His fingers brushed the top of her arm and she wrenched away, her hip thudded into the kitchen cabinet. The cutlery draw rattled. "Don't touch me!"
An orange rolled off the side and landed heavily onto the floor. The mechanics of living did its job. She picked it up, its skin weeping into her hand. Took it to the peddle bin, pressed, dropped. Turning on the tap, she washed away the juices.
Half turning her body she looked over her shoulder, her hands remained braced on the sink. Anthony looked broken, smaller, somehow than he had ever had done before. Only now did she see that his hair was disheveled and his face was strained. Good. She hoped he was as battered inside as he was outside. It could be nothing next to her hurt.
She looked back to the dripping tap. They'd made love here once. Anthony lifted her hands from the soapy washing up and placed them on the sides of the basin. Kissed her neck, behind her ear. A silent command to stay. One hand worrying a nipple, the other beneath her skirt and there. He made her ask for him. He liked it when she asked, she liked asking. How did he do that? Give her exactly what she wanted when she'd never even known she'd wanted it?
Abruptly, Edith pushed away from the sink. She didn't want him remembering that moment. He didn't deserve the memories.
"You must let me -" His voice cracked.
"There is nothing I must let you do."
"I'm sorry. God, I am sorry. I didn't mean for any of this to happen."
Edith gritted her teeth at the rage that bubbled through her. She'd never thought him dishonest, now it seemed that's all he was, that it had been a calculation on his part with not a care over how she might be affected by it.
"That's not true either. You're on-off with Maud, but eventually you're always on again, that's right isn't it?"
He turned and ran his hand along the painting table, shaking his head, "who told you that?"
"Answer the question Anthony – eventually you are always on again?"

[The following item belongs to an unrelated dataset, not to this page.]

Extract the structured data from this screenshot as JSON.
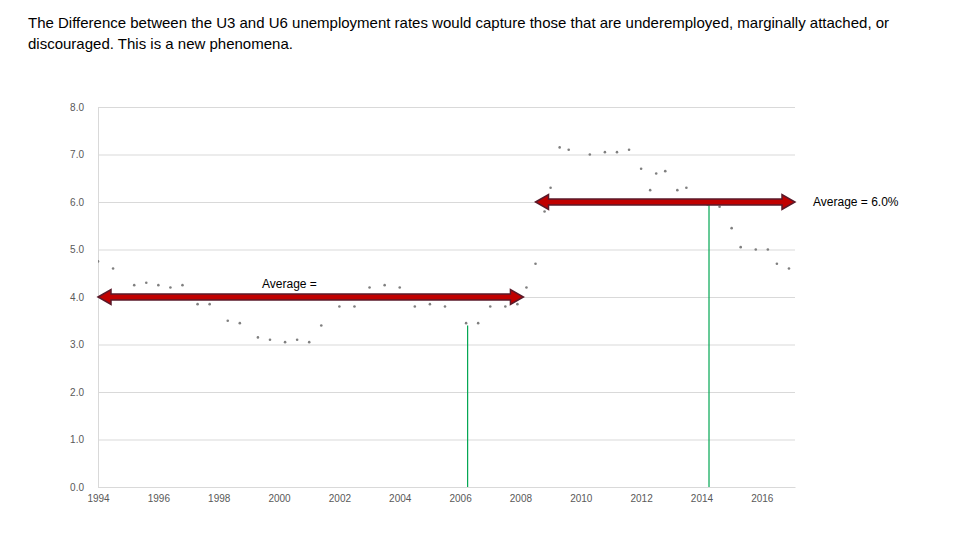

"This is the third time we've split up and, yes, on the last two occasions, she came back and I took her back."
"And this time?"
He whispered his resignation, his confession, into the vast space between them, "I have to take her back. I have no choice."
It was true what they said, love and hate really could walk hand in hand, "You say you never meant this to happen, but you knew – you knew – and you still – " She didn't have the words. How utterly idiotic she'd been.
"Tell me what you want, I'll do anything to make this better."
I want you to love me.
"There's nothing you can do. I think we're about done. I'd like you to leave."
"Edith –"
"Please, Anthony. Just go." He shook his head gently and drew a breath to start speaking again. She couldn't bear it, not even another second, "Don't! Please, please don't. If you ever felt anything for me, at all, you'll just go."
To her eternal relief he did as she asked. She sunk down onto the floor in the corner of her kitchen, her legs no longer able to manage the gargantuan task of holding her lifeless body.
When Thomas came back from Liverpool two days later he found her in bed, fully clothed, with greasy roots and a reddened face. She sobbed the story into his leather jacket.